Con respecto al pacto con Abraham, el apóstol Pablo argumenta, en la Epístola a los Gálatas, que la promesa hecha por Dios, «el pacto previamente ratificado por Dios para con Cristo, la ley que vino cuatrocientos treinta años después, no lo abroga, para invalidar la promesa» (Gá. 3:16, 17). Así, Israel no será restaurado en base al pacto mosaico, violado por ellos, pero sí lo será en base a la promesa de Dios a Abraham (cfr. Ro. 11:29 y su contexto). En cuanto a los creyentes procedentes de la gentilidad, siendo que la promesa había sido dada a través de Cristo, el apóstol puede añadir: «Y si vosotros sois de Cristo, ciertamente linaje de Abraham sois, y herederos según la promesa» (Gá. 3:29). La relación entre la Iglesia y el Nuevo Pacto requiere una atención más especial.

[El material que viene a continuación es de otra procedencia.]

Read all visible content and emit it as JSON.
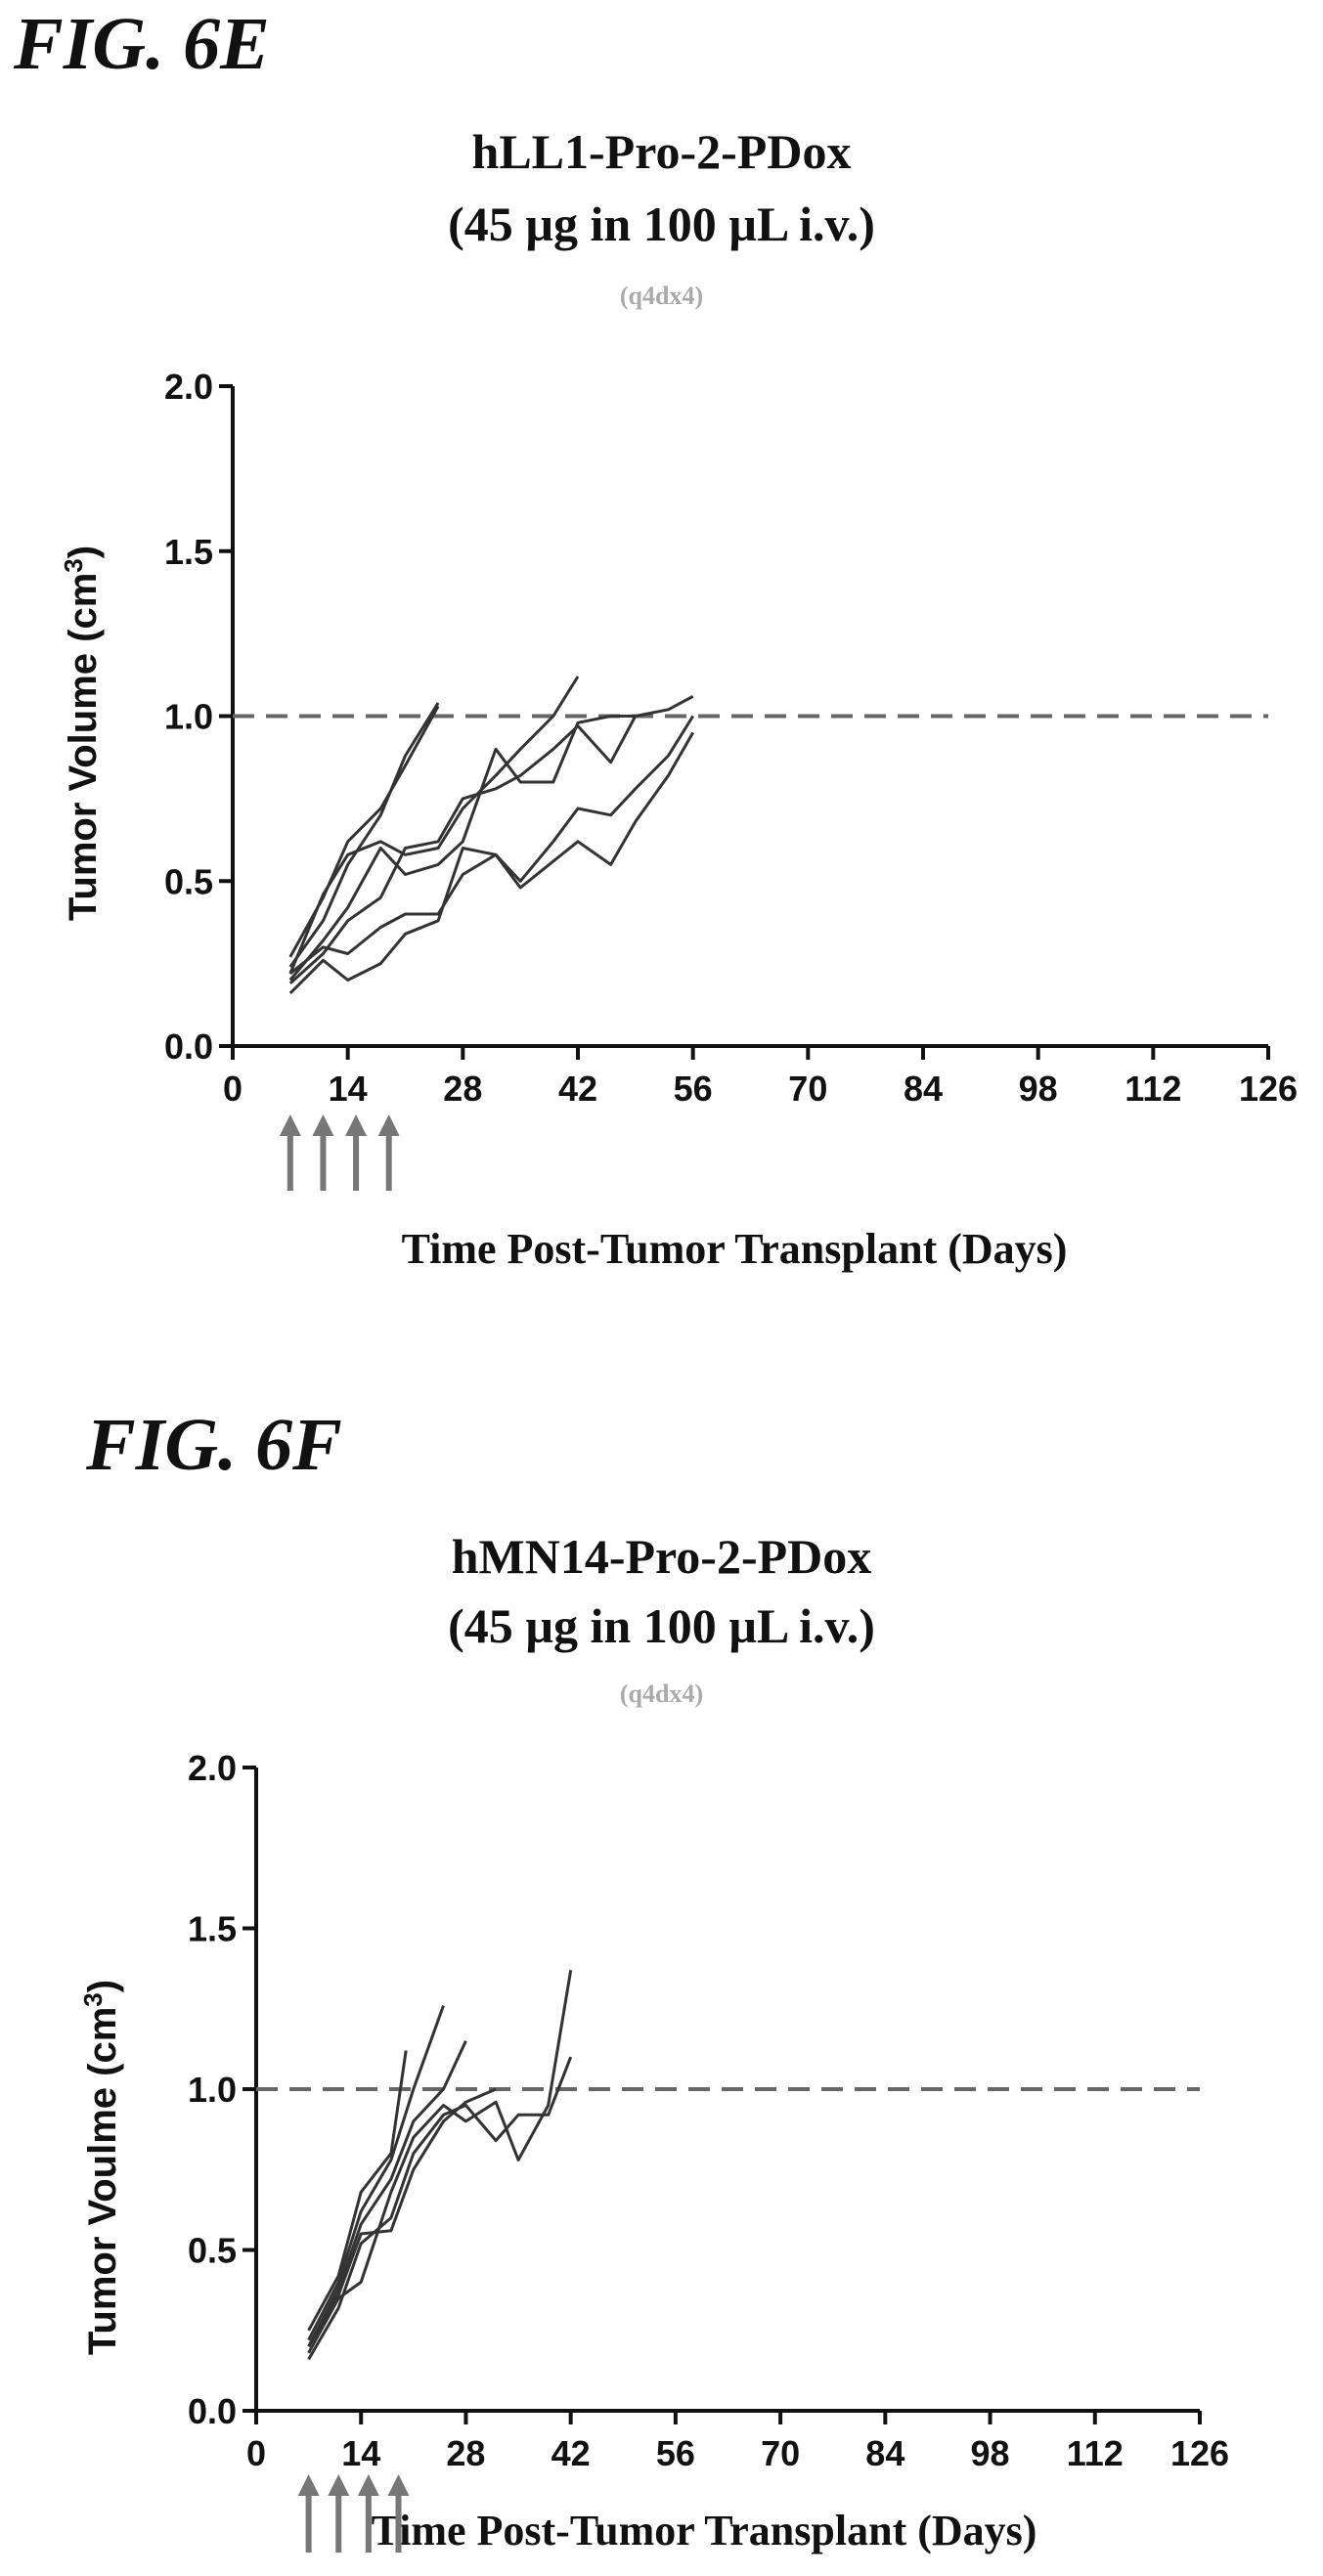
{
  "figures": [
    {
      "label": "FIG. 6E",
      "title": "hLL1-Pro-2-PDox",
      "subtitle": "(45 µg in 100 µL i.v.)",
      "note": "(q4dx4)",
      "ylabel": "Tumor Volume (cm",
      "ylabel_sup": "3",
      "ylabel_close": ")",
      "xlabel": "Time Post-Tumor Transplant (Days)",
      "dose_arrow_days": [
        7,
        11,
        15,
        19
      ]
    },
    {
      "label": "FIG. 6F",
      "title": "hMN14-Pro-2-PDox",
      "subtitle": "(45 µg in 100 µL i.v.)",
      "note": "(q4dx4)",
      "ylabel": "Tumor Voulme (cm",
      "ylabel_sup": "3",
      "ylabel_close": ")",
      "xlabel": "Time Post-Tumor Transplant (Days)",
      "dose_arrow_days": [
        7,
        11,
        15,
        19
      ]
    }
  ],
  "chart_data": [
    {
      "type": "line",
      "title": "hLL1-Pro-2-PDox",
      "xlabel": "Time Post-Tumor Transplant (Days)",
      "ylabel": "Tumor Volume (cm3)",
      "xlim": [
        0,
        126
      ],
      "ylim": [
        0,
        2.0
      ],
      "xticks": [
        0,
        14,
        28,
        42,
        56,
        70,
        84,
        98,
        112,
        126
      ],
      "yticks": [
        "0.0",
        "0.5",
        "1.0",
        "1.5",
        "2.0"
      ],
      "reference_line": 1.0,
      "line_color": "#333333",
      "ref_color": "#666666",
      "arrow_color": "#777777",
      "series": [
        {
          "x": [
            7,
            11,
            14,
            18,
            21,
            25
          ],
          "y": [
            0.27,
            0.45,
            0.62,
            0.72,
            0.85,
            1.03
          ]
        },
        {
          "x": [
            7,
            11,
            14,
            18,
            21,
            25
          ],
          "y": [
            0.24,
            0.38,
            0.55,
            0.7,
            0.88,
            1.04
          ]
        },
        {
          "x": [
            7,
            11,
            14,
            18,
            21,
            25,
            28,
            32,
            35,
            39,
            42
          ],
          "y": [
            0.22,
            0.46,
            0.58,
            0.62,
            0.58,
            0.6,
            0.72,
            0.82,
            0.9,
            1.0,
            1.12
          ]
        },
        {
          "x": [
            7,
            11,
            14,
            18,
            21,
            25,
            28,
            32,
            35,
            39,
            42,
            46,
            49
          ],
          "y": [
            0.2,
            0.32,
            0.42,
            0.6,
            0.52,
            0.55,
            0.62,
            0.9,
            0.8,
            0.8,
            0.98,
            1.0,
            1.0
          ]
        },
        {
          "x": [
            7,
            11,
            14,
            18,
            21,
            25,
            28,
            32,
            35,
            39,
            42,
            46,
            49,
            53,
            56
          ],
          "y": [
            0.19,
            0.28,
            0.38,
            0.45,
            0.6,
            0.62,
            0.75,
            0.78,
            0.82,
            0.9,
            0.97,
            0.86,
            1.0,
            1.02,
            1.06
          ]
        },
        {
          "x": [
            7,
            11,
            14,
            18,
            21,
            25,
            28,
            32,
            35,
            39,
            42,
            46,
            49,
            53,
            56
          ],
          "y": [
            0.16,
            0.26,
            0.2,
            0.25,
            0.34,
            0.38,
            0.6,
            0.58,
            0.5,
            0.62,
            0.72,
            0.7,
            0.78,
            0.88,
            1.0
          ]
        },
        {
          "x": [
            7,
            11,
            14,
            18,
            21,
            25,
            28,
            32,
            35,
            39,
            42,
            46,
            49,
            53,
            56
          ],
          "y": [
            0.22,
            0.3,
            0.28,
            0.36,
            0.4,
            0.4,
            0.52,
            0.58,
            0.48,
            0.56,
            0.62,
            0.55,
            0.68,
            0.82,
            0.95
          ]
        }
      ]
    },
    {
      "type": "line",
      "title": "hMN14-Pro-2-PDox",
      "xlabel": "Time Post-Tumor Transplant (Days)",
      "ylabel": "Tumor Voulme (cm3)",
      "xlim": [
        0,
        126
      ],
      "ylim": [
        0,
        2.0
      ],
      "xticks": [
        0,
        14,
        28,
        42,
        56,
        70,
        84,
        98,
        112,
        126
      ],
      "yticks": [
        "0.0",
        "0.5",
        "1.0",
        "1.5",
        "2.0"
      ],
      "reference_line": 1.0,
      "line_color": "#333333",
      "ref_color": "#666666",
      "arrow_color": "#777777",
      "series": [
        {
          "x": [
            7,
            11,
            14,
            18,
            20
          ],
          "y": [
            0.25,
            0.42,
            0.68,
            0.8,
            1.12
          ]
        },
        {
          "x": [
            7,
            11,
            14,
            18,
            21,
            25
          ],
          "y": [
            0.22,
            0.4,
            0.62,
            0.78,
            1.0,
            1.26
          ]
        },
        {
          "x": [
            7,
            11,
            14,
            18,
            21,
            25,
            28
          ],
          "y": [
            0.2,
            0.38,
            0.58,
            0.72,
            0.9,
            1.0,
            1.15
          ]
        },
        {
          "x": [
            7,
            11,
            14,
            18,
            21,
            25,
            28,
            32,
            35,
            39,
            42
          ],
          "y": [
            0.18,
            0.35,
            0.4,
            0.68,
            0.85,
            0.95,
            0.9,
            0.96,
            0.78,
            0.95,
            1.37
          ]
        },
        {
          "x": [
            7,
            11,
            14,
            18,
            21,
            25,
            28,
            32,
            35,
            39,
            42
          ],
          "y": [
            0.16,
            0.32,
            0.52,
            0.6,
            0.8,
            0.92,
            0.95,
            0.84,
            0.92,
            0.92,
            1.1
          ]
        },
        {
          "x": [
            7,
            11,
            14,
            18,
            21,
            25,
            28,
            32
          ],
          "y": [
            0.2,
            0.36,
            0.55,
            0.56,
            0.75,
            0.9,
            0.96,
            1.0
          ]
        }
      ]
    }
  ]
}
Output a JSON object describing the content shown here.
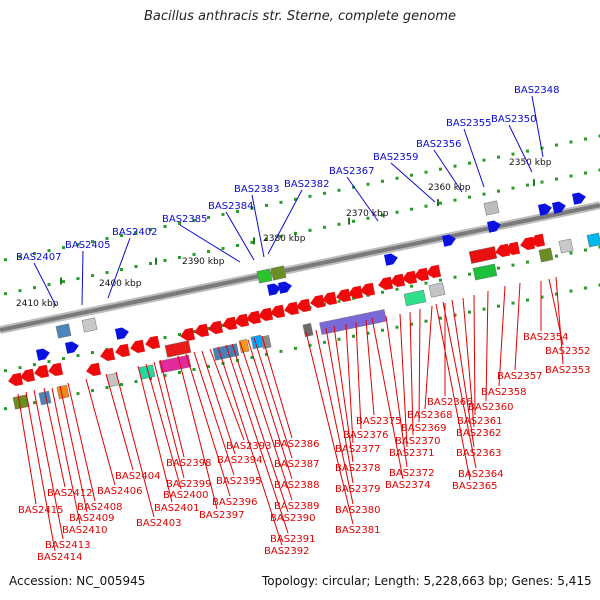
{
  "title": "Bacillus anthracis str. Sterne, complete genome",
  "footer": {
    "accession": "Accession: NC_005945",
    "topology": "Topology: circular; Length: 5,228,663 bp; Genes: 5,415"
  },
  "colors": {
    "forward_label": "#0a0ad0",
    "reverse_label": "#e00000",
    "backbone": "#7a7a7a",
    "tick": "#2a9a2a"
  },
  "scale_labels": [
    "2350 kbp",
    "2360 kbp",
    "2370 kbp",
    "2380 kbp",
    "2390 kbp",
    "2400 kbp",
    "2410 kbp"
  ],
  "forward_genes": [
    "BAS2348",
    "BAS2350",
    "BAS2355",
    "BAS2356",
    "BAS2359",
    "BAS2367",
    "BAS2382",
    "BAS2383",
    "BAS2384",
    "BAS2385",
    "BAS2402",
    "BAS2405",
    "BAS2407"
  ],
  "reverse_genes": [
    "BAS2352",
    "BAS2353",
    "BAS2354",
    "BAS2357",
    "BAS2358",
    "BAS2360",
    "BAS2361",
    "BAS2362",
    "BAS2363",
    "BAS2364",
    "BAS2365",
    "BAS2366",
    "BAS2368",
    "BAS2369",
    "BAS2370",
    "BAS2371",
    "BAS2372",
    "BAS2374",
    "BAS2375",
    "BAS2376",
    "BAS2377",
    "BAS2378",
    "BAS2379",
    "BAS2380",
    "BAS2381",
    "BAS2386",
    "BAS2387",
    "BAS2388",
    "BAS2389",
    "BAS2390",
    "BAS2391",
    "BAS2392",
    "BAS2393",
    "BAS2394",
    "BAS2395",
    "BAS2396",
    "BAS2397",
    "BAS2398",
    "BAS2399",
    "BAS2400",
    "BAS2401",
    "BAS2403",
    "BAS2404",
    "BAS2406",
    "BAS2408",
    "BAS2409",
    "BAS2410",
    "BAS2412",
    "BAS2413",
    "BAS2414",
    "BAS2415"
  ]
}
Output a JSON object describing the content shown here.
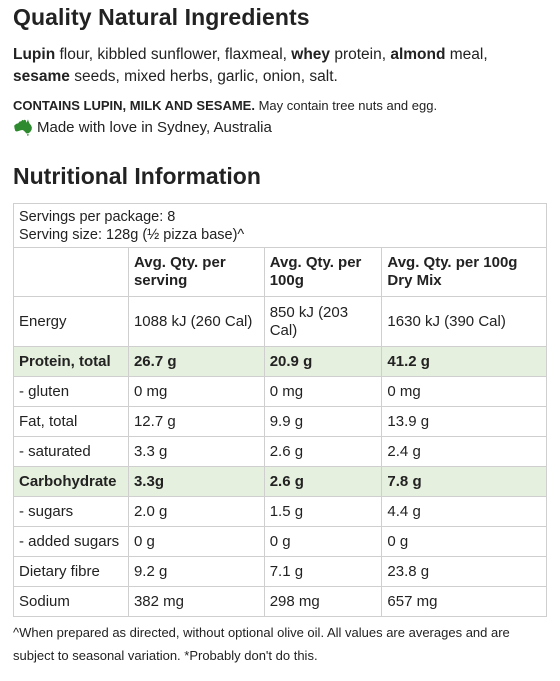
{
  "ingredients": {
    "heading": "Quality Natural Ingredients",
    "items": [
      {
        "text": "Lupin",
        "bold": true
      },
      {
        "text": " flour, kibbled sunflower, flaxmeal, ",
        "bold": false
      },
      {
        "text": "whey",
        "bold": true
      },
      {
        "text": " protein, ",
        "bold": false
      },
      {
        "text": "almond",
        "bold": true
      },
      {
        "text": " meal, ",
        "bold": false
      },
      {
        "text": "sesame",
        "bold": true
      },
      {
        "text": " seeds, mixed herbs, garlic, onion, salt.",
        "bold": false
      }
    ],
    "allergen_bold": "CONTAINS LUPIN, MILK AND SESAME.",
    "allergen_note": " May contain tree nuts and egg.",
    "origin_icon": "australia-map-icon",
    "origin_icon_color": "#2e8a2e",
    "origin": "Made with love in Sydney, Australia"
  },
  "nutrition": {
    "heading": "Nutritional Information",
    "servings_per_package": "Servings per package: 8",
    "serving_size": "Serving size: 128g (½ pizza base)^",
    "columns": [
      "",
      "Avg. Qty. per serving",
      "Avg. Qty. per 100g",
      "Avg. Qty. per 100g Dry Mix"
    ],
    "rows": [
      {
        "label": "Energy",
        "values": [
          "1088 kJ (260 Cal)",
          "850 kJ (203 Cal)",
          "1630 kJ (390 Cal)"
        ],
        "highlight": false,
        "tall": true
      },
      {
        "label": "Protein, total",
        "values": [
          "26.7 g",
          "20.9 g",
          "41.2 g"
        ],
        "highlight": true,
        "tall": false
      },
      {
        "label": "- gluten",
        "values": [
          "0 mg",
          "0 mg",
          "0 mg"
        ],
        "highlight": false,
        "tall": false
      },
      {
        "label": "Fat, total",
        "values": [
          "12.7 g",
          "9.9 g",
          "13.9 g"
        ],
        "highlight": false,
        "tall": false
      },
      {
        "label": "- saturated",
        "values": [
          "3.3 g",
          "2.6 g",
          "2.4 g"
        ],
        "highlight": false,
        "tall": false
      },
      {
        "label": "Carbohydrate",
        "values": [
          "3.3g",
          "2.6 g",
          "7.8 g"
        ],
        "highlight": true,
        "tall": false
      },
      {
        "label": "- sugars",
        "values": [
          "2.0 g",
          "1.5 g",
          "4.4 g"
        ],
        "highlight": false,
        "tall": false
      },
      {
        "label": "- added sugars",
        "values": [
          "0 g",
          "0 g",
          "0 g"
        ],
        "highlight": false,
        "tall": false
      },
      {
        "label": "Dietary fibre",
        "values": [
          "9.2 g",
          "7.1 g",
          "23.8 g"
        ],
        "highlight": false,
        "tall": false
      },
      {
        "label": "Sodium",
        "values": [
          "382 mg",
          "298 mg",
          "657 mg"
        ],
        "highlight": false,
        "tall": false
      }
    ],
    "highlight_color": "#e6f0df",
    "footnote": "^When prepared as directed, without optional olive oil. All values are averages and are subject to seasonal variation. *Probably don't do this."
  }
}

El Nuevo Pacto es un pacto incondicional que Dios prometió hacer con las casas de Judá y de Israel: Él pondrá sus leyes en sus mentes y las escribirá en sus corazones; Él será el Dios de ellos, y perdonará la maldad de ellos, y no se acordará más de sus pecados (Jer. 31:31–34ss.). El fundamento para esto fue establecido en la Cruz. En la institución de la Cena del Señor, Él habló de Su sangre como «la sangre del nuevo pacto» (Mt. 26:28; 1 Co. 11:25). Él es «el Mediador del nuevo pacto» (He. 9:15; 12:24). Así, es evidente que la concertación del nuevo pacto con Judá e Israel es aún futura. El principio del nuevo pacto, esto es, el de la gracia soberana, ya está actualmente en vigor, y Dios actúa en conformidad con esta gracia soberana al establecer las condiciones en base a las cuales Él mora en medio de Su pueblo, siendo el Señor Jesús el Mediador, por medio de quien se obtiene toda bendición. Ver, entre otros, los pasajes de Ro. 1:1–10 y de 2 Co. 3, donde Pablo se refiere a sí mismo y a aquellos con él como «ministros competentes de un nuevo pacto», no de la letra que mata, sino del espíritu, que vivifica (2 Co. 3:6).